June 6th was marked around the world by activists protesting the 47th year of the Israeli ‘occupation’ of the West Bank, East Jerusalem, the Gaza Strip and the Syrian Golan Heights. But calls to ‘End the Occupation’ fall short of clarifying the events of 1967 and how they fit in to wider Zionist designs. The policies that were implemented following the 1967 war were in reality a continuation of Israeli colonial policies that began en-masse in the late 1940’s as the Nakba began. Amongst the many issues that confirm this notion, is the fate of three Palestinian villages in the Latrun triangle, that were depopulated, destroyed and annexed in 1967, in much the same manner as had happened widely in 1948.
The villages of Imwas, Beit Nuba and Yalu lie within what is now referred to as the ‘West Bank’ on the road from Jerusalem towards Jaffa and Tel Aviv.
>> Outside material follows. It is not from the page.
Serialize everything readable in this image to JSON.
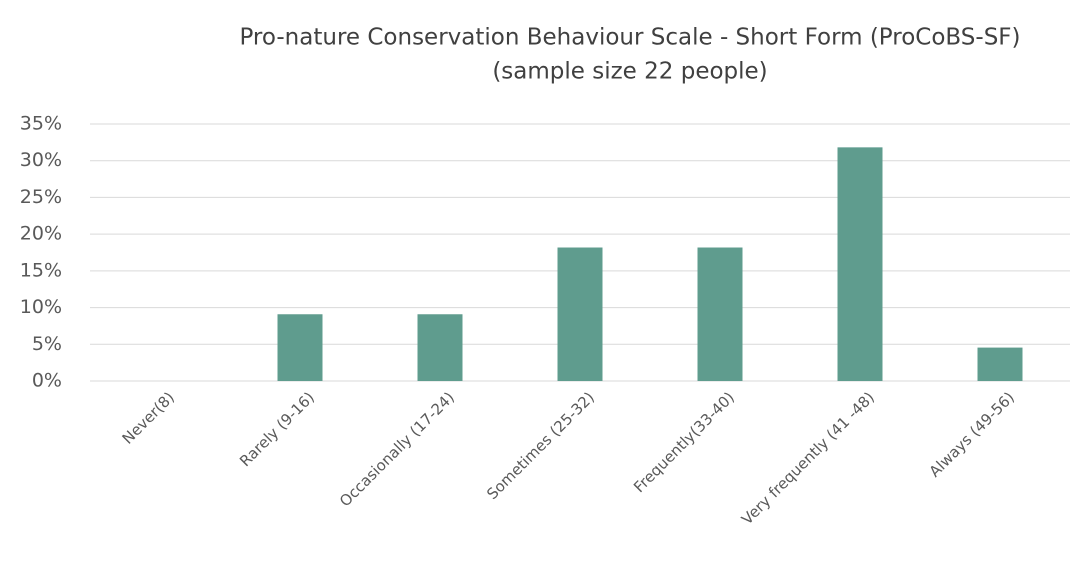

These villages were attacked by Zionist forces in 1948 but local resistance successfully defended the villages.
In 1967, as Israel occupied the West Bank, particular attention was given to the three Latrun villages that had not been colonised in 1948. Imwas, Beit Nuba and Yalo were attacked and occupied, and their populations were driven from their homes. After the villages had been depopulated, they were systematically blown up. In his memoir – Righteous Victims – Moshe Dayan described the attacks, “[houses were destroyed] not in the battle, but as punishment … and in order to chase away the inhabitants.” The depopulation and destruction of the villages in this manner amount to acts of war crimes under international law and treaties.
These three Palestinians villages remain empty today. Their former residents now live in enforced exile in refugee camps, Palestinian cities and across international borders. Over the ruins of Imwas and Yalu, the Jewish National Fund (JNF) in 1973 established ‘Canada Park’ – an Israeli national park (within the ‘West Bank’) and picnic area.
About 10,000 Palestinians were ethnically cleansed from these three villages in 1967. They have never been allowed to return and Israel claims to have ‘annexed’ this ‘West Bank’ land. The ‘1967 War’ should not be seen as the beginning of the ‘occupation’, but rather an extension of the wider Israeli settler-colonial project which continues today under many guises and with many tools, across all areas of historic Palestine. Israeli ‘National Parks’ and the JNF are elements of this wider colonial matrix.